Une idée neuve pour le XXIème siècle
Dans le respect de l’héritage du légitime combat pour la laïcité, la question qui se pose aujourd’hui est la suivante : au début de ce nouveau millénaire, devant l’explosion technologique et les mutations inéluctables de la société, devant le terrorisme et le séparatisme islamiste qui menacent nos démocraties, la laïcité doit-elle retrouver la vigueur de ses premiers combattants ?
De plus le respect de la laïcité pose actuellement des questions dont les réponses semblaient acquises au début du siècle dernier.

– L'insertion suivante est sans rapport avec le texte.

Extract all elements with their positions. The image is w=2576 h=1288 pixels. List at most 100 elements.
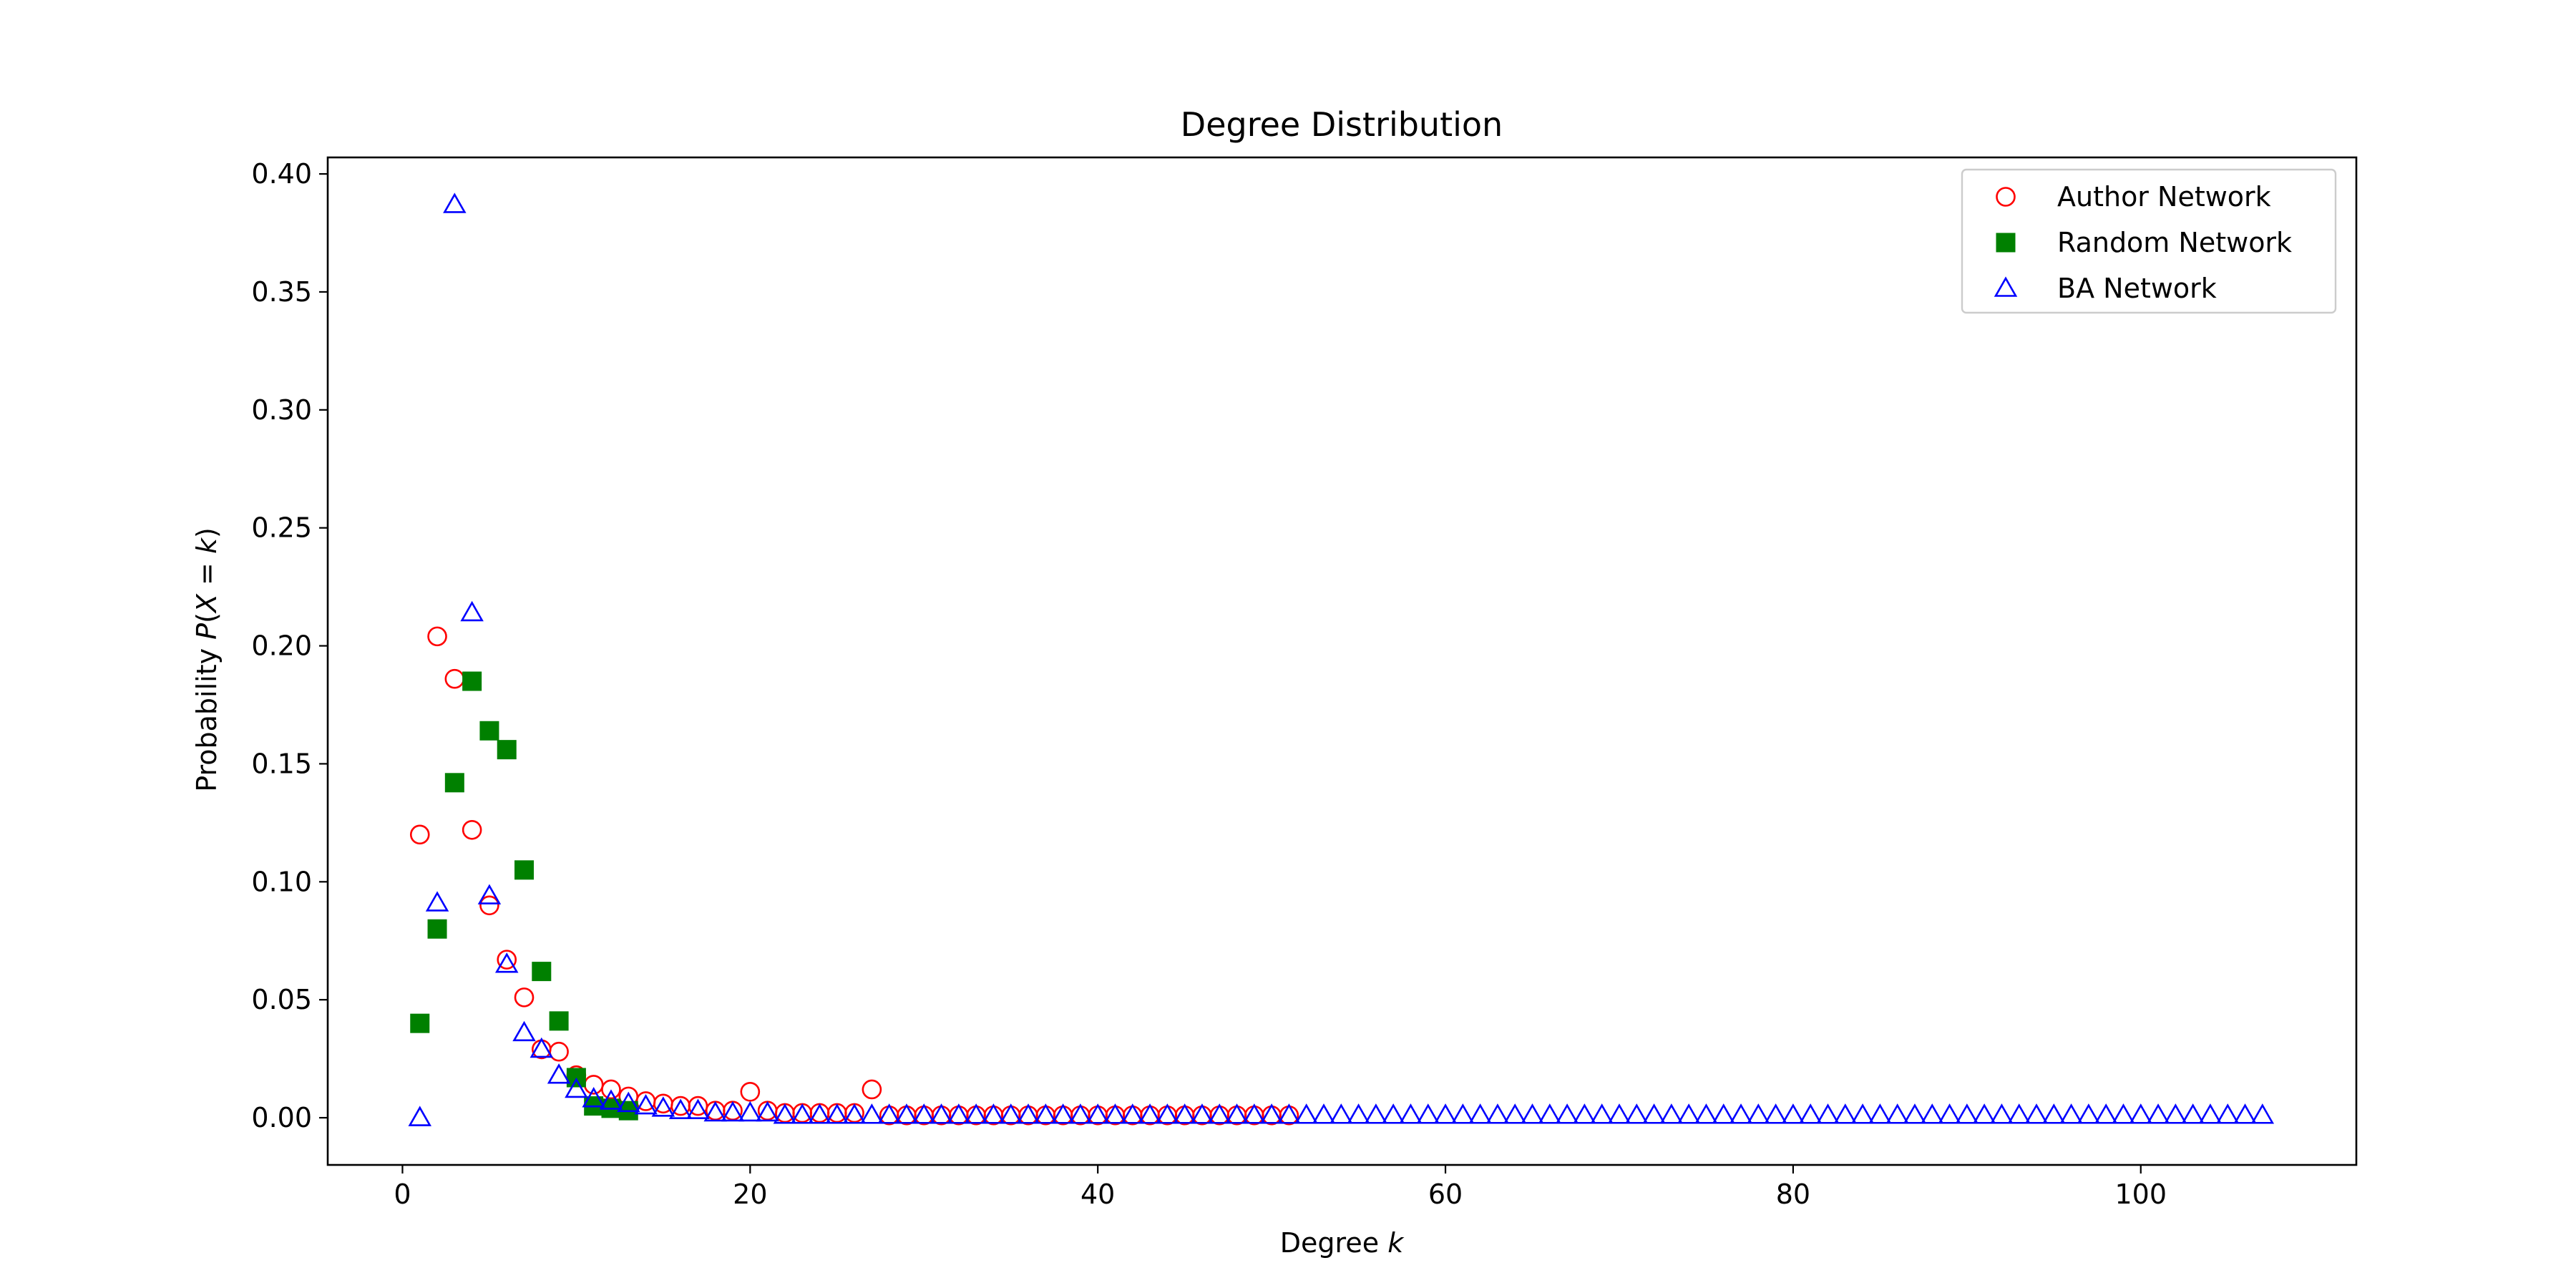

– Peut-on afficher ou revendiquer son appartenance religieuse ?
– Jusqu’à quel point peut-on tolérer les signes religieux extérieurs ?
– Peut-on critiquer les religions ?
– Peut-on blasphémer ?
– Faut-il autoriser les fêtes religieuses qui ont un impact sur la vie en société ?
etc.
Ces questions avec d’autres prennent une valeur particulière à l’heure ou se discutent des lois confortant le respect des principes de la république et que certains sont gagnés à un ligne dite de laïcité ouverte ou inclusive par opposition à une laïcité dite radicale
On se souvient peut-être que Jean Louis Bianco, directeur de l’observatoire de la laïcité qui a été dissous récemment, avait dénoncé les propos d’Elisabeth Badinter qui avait dit que « le terme d’islamophobie n’avait pas de sens puisqu’il est loisible à chacun au nom de la liberté d’expression de critiquer toutes les religions ».

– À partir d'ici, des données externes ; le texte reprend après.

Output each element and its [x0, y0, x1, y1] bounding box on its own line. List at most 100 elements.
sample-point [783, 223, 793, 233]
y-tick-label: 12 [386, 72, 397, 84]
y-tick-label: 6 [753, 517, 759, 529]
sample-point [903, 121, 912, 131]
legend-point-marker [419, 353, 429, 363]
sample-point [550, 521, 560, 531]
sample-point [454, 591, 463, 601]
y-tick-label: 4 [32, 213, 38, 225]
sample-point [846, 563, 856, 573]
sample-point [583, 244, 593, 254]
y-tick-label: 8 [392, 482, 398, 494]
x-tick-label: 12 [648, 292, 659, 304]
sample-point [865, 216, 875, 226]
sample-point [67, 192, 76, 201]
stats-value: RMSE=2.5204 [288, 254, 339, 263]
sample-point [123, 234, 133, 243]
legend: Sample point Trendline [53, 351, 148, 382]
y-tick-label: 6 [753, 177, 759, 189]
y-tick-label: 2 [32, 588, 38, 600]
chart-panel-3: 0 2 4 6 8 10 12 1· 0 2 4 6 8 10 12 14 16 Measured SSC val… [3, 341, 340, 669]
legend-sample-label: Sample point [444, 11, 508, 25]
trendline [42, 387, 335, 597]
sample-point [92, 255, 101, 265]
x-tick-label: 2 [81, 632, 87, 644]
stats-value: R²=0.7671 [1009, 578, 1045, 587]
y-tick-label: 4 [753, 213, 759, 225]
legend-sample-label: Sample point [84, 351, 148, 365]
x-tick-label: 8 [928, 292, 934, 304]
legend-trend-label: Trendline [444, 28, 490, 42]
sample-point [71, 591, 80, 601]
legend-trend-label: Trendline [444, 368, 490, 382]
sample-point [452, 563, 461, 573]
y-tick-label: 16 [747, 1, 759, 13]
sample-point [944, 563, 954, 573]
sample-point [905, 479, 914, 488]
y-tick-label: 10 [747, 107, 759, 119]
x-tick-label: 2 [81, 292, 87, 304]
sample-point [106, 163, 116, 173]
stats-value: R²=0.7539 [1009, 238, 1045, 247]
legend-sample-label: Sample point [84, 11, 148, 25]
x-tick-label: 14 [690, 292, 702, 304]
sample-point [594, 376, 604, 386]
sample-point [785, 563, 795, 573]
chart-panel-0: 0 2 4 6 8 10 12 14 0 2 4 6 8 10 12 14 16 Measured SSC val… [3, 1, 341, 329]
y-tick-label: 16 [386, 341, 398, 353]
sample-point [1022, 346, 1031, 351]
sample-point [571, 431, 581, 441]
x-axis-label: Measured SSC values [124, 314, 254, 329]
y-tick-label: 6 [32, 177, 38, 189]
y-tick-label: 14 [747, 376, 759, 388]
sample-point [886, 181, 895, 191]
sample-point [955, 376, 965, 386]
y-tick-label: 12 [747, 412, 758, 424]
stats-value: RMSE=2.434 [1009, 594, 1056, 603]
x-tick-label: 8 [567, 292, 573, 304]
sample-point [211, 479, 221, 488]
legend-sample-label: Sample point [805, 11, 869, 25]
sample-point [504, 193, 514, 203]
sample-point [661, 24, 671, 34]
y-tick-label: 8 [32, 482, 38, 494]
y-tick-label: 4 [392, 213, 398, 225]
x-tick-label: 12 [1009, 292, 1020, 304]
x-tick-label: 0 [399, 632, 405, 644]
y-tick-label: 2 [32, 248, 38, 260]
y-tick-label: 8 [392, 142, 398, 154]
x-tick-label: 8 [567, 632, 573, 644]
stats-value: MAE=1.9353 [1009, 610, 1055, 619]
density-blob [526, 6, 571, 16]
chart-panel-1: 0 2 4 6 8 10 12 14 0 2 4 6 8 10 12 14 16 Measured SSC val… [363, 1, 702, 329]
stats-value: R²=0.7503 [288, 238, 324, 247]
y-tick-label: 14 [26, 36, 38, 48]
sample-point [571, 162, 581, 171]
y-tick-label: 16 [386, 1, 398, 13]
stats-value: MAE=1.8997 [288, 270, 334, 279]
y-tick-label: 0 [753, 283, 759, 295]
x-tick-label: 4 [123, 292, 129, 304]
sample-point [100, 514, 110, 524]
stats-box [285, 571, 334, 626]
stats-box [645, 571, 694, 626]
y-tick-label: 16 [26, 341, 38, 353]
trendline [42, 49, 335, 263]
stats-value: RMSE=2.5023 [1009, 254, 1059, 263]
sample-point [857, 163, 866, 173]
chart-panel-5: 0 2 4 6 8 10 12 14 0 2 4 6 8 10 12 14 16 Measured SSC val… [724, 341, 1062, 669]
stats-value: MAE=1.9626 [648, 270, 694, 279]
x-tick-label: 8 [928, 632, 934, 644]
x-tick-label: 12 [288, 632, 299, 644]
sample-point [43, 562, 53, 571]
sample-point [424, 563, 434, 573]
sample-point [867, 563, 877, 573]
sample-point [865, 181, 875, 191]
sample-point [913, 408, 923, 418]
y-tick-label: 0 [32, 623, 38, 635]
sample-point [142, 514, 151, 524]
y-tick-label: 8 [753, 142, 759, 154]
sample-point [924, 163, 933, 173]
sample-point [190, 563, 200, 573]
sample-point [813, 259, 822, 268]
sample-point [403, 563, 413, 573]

Autre question : peut on blasphémer ?
En 1881 Monseigneur Freppel avait accusé la presse qui, au nom de la liberté, blesse les consciences religieuses par la publication de caricatures « contre ce qu il y a de plus auguste et de plus sacré dans le monde, c’est à dire Dieu ». Le débat n’est pas nouveau. Clemenceau lui avait répondu que Dieu n’avait pas besoin de la chambre des députés et qu il se défendrait bien tout seul.

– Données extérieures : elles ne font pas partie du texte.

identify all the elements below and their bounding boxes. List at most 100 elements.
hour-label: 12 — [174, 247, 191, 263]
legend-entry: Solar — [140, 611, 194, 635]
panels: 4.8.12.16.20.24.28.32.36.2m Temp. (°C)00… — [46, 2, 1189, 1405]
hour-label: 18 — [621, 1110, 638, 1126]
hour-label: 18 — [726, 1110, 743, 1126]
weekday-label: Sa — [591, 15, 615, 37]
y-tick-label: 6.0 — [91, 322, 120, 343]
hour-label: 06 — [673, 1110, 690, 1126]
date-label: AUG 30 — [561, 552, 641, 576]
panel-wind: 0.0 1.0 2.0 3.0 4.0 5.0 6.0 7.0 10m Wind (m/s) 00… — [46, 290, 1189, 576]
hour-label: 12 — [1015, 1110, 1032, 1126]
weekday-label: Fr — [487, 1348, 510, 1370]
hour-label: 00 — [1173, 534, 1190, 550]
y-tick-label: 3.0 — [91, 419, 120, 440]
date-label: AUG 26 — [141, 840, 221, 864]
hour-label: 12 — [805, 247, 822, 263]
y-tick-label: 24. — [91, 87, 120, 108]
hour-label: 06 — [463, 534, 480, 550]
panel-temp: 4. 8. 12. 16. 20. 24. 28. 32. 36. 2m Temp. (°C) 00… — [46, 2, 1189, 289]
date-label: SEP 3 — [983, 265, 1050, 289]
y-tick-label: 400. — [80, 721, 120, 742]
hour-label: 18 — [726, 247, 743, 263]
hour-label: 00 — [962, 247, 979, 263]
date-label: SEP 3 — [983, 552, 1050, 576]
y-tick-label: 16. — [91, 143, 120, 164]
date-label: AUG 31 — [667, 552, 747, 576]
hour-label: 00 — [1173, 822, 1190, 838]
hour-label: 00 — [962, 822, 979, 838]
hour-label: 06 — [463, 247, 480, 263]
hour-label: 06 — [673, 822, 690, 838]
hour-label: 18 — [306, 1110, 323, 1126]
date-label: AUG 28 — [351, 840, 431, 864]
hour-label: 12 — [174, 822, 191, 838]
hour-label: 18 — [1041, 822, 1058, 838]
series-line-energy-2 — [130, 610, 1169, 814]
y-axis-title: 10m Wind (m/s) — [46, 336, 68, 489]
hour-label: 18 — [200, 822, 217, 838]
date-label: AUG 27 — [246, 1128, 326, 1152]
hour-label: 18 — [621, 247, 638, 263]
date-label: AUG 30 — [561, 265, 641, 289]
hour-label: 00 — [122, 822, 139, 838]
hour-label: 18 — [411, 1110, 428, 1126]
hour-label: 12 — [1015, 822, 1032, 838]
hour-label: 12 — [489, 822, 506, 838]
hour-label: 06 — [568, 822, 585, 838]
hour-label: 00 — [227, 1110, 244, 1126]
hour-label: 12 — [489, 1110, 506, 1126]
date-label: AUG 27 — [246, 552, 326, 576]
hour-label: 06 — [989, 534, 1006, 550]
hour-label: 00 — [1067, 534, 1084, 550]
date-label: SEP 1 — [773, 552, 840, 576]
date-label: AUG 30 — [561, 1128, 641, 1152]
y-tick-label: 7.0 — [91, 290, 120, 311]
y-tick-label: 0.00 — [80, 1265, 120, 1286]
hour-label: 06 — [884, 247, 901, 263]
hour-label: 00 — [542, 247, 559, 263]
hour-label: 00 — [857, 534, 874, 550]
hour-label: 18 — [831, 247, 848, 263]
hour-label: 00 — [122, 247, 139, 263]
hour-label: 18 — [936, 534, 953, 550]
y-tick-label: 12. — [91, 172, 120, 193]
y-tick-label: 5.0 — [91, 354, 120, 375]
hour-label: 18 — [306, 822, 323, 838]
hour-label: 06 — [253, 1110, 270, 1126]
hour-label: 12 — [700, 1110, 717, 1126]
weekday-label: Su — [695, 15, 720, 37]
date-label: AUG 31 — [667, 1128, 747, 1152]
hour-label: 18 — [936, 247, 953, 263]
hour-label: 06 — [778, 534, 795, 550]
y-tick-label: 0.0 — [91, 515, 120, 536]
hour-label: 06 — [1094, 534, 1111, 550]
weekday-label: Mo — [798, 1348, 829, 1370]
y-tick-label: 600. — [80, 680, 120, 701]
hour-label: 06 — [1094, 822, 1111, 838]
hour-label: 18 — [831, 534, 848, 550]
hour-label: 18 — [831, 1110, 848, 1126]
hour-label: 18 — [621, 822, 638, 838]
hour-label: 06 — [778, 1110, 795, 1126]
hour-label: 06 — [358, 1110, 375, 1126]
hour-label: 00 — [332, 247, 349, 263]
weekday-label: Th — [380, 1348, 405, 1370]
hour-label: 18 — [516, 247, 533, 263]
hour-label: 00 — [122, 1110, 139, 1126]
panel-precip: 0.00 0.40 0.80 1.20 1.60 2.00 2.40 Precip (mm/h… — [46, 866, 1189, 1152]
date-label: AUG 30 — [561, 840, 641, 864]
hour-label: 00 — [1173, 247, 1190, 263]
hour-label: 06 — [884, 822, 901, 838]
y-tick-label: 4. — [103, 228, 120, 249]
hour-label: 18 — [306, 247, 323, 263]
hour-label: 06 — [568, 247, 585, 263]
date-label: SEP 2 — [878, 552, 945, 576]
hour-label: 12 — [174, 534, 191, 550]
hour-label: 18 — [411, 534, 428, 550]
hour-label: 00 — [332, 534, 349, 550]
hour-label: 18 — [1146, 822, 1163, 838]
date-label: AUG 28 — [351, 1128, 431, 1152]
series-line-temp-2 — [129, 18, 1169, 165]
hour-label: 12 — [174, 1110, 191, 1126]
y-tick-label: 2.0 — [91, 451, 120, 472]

Pour conclure, voici une citation de Catherine Kintzler : « Le régime laïque a de grands atouts. Il doit historiquement sa naissance à l’expérience séculaire de la confrontation avec une grande religion hégémonique qui contrôlait l’ordre politique et l’ensemble des actes civils. Or nous sommes à nouveau face à de telles prétentions religieuses à faire la loi ». C’est par définition un combat laïque.
Mais au delà du principe de laïcité stricto sensu qui vise le domaine de l’autorité publique et grâce à lui, partout ailleurs y compris en public, dans l’infinité de la société civile, la liberté d’expression doit s’exercer dans le cadre du droit commun.
La laïcité reste donc une idée neuve pour le XXIème siècle. Elle constitue le cadre qui rend possible la manifestation de la diversité sans morcellement communautariste, préservée à la fois comme fondement de paix et comme horizon d’universalité.